Dear Current Employer,
You have on the walls of the breakroom a list of employees who are first aid and CPR certified. I am appreciative of this list as it allows me and the rest of your employees to locate someone who might be able to revive a person in severe trouble. I’m sure you are confident that this list is more or less complete. You are wrong.
You see, I too am both first aid and CPR certified. I occasionally work for a nanny agency, and it is required that I maintain certification in order to watch children. However, I would ask that you not jump the gun and put my name on the list. This may seem a puzzling request, but I assure you: letting others know that I’m certified would not be a wise move.

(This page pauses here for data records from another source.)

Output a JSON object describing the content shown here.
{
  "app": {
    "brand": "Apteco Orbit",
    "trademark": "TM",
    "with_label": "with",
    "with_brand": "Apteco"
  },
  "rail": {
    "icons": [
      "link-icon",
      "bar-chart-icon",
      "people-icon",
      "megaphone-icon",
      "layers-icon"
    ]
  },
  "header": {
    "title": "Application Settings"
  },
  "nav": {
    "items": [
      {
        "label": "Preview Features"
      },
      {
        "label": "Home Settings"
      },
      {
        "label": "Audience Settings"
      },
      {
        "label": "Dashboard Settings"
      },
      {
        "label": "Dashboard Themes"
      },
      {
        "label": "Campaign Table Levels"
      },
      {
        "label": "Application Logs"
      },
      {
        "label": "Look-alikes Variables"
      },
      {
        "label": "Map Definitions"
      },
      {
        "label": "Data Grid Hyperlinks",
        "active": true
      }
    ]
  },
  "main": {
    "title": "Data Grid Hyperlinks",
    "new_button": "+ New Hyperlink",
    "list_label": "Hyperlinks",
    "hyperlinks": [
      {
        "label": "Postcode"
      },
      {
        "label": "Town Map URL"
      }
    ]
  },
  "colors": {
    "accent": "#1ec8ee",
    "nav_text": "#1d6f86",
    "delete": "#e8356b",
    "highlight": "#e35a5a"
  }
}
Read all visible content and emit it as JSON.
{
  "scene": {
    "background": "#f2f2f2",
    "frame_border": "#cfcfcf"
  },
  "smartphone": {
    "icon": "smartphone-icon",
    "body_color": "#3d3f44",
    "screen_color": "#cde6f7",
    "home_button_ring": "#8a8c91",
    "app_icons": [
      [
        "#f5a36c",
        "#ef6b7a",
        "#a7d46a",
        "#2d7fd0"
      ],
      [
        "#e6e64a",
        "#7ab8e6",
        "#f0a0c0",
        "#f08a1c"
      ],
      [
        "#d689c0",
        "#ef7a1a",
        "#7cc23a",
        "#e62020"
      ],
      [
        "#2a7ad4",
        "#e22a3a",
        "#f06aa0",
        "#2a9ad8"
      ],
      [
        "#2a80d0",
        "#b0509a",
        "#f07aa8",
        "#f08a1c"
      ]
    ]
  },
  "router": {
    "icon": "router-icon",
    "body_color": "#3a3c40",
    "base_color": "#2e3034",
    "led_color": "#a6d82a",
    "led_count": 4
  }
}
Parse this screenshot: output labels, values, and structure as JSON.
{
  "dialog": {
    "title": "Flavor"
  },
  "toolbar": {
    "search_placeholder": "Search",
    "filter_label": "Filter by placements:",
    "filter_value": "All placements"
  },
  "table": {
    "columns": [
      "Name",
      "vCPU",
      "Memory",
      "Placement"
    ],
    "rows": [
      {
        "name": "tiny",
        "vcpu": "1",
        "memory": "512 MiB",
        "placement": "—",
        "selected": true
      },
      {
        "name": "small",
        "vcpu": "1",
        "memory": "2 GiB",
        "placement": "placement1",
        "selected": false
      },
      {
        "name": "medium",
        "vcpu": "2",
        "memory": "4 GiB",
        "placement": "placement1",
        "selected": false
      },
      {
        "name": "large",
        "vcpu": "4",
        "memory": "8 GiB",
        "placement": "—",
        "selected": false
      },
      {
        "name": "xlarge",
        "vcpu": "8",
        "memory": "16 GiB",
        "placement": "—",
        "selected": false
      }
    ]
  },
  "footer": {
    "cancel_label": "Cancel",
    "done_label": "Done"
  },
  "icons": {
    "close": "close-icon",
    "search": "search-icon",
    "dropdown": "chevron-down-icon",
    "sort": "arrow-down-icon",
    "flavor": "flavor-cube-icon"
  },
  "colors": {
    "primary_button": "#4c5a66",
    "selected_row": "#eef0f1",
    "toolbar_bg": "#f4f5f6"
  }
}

No, I’m not some sort of CPR ninja who is forced by oath to keep her secrets. I am also not an overly modest, life-saving machine who rescues multiple people a week with her superb first aid skills. In fact, the reason I have not offered my services to you or any of my fellow coworkers is far less glamorous: I am simply not confident that I could properly perform CPR on anyone. Ever.
The problem is this: the CPR class I took was a scattered and packed three-hour formality adhered to so I could start my then-assumed posh life as a nanny. I was definitely more focused on the hopes of higher wages, a relaxed dress code, and flexible hours than I was on learning the ABCs of CPR. Though I am truly concerned with the health and well-being of those around me, I do not feel this brief overview of techniques was sufficient to teach me to save another person’s life.
Yes, I worked for over an hour attempting to breathe life into a plastic dummy. I absolutely followed all of the steps that were given to me, and probably could have passed a test on the subject later that day or even the following day. However, this is the type of information that withers and dies when left to rot away without practice in the corners of the mind. And, let’s face it: properly breathing into someone else’s mouth to revive them isn’t exactly something most people practice daily.
So, yes, I theoretically know how to perform CPR. However, I have absolutely no confidence that any of my training will come back to me if someone were to have some sort of traumatic episode. As a result of my own inadequacy in this area, I choose to politely decline any offered inclusion on the aforementioned list.
I also may begin declining jobs which entail watching children who have a large chance of ceasing to breathe.
Thank you for your time and understanding. I wish you the best in finding people who have proper training.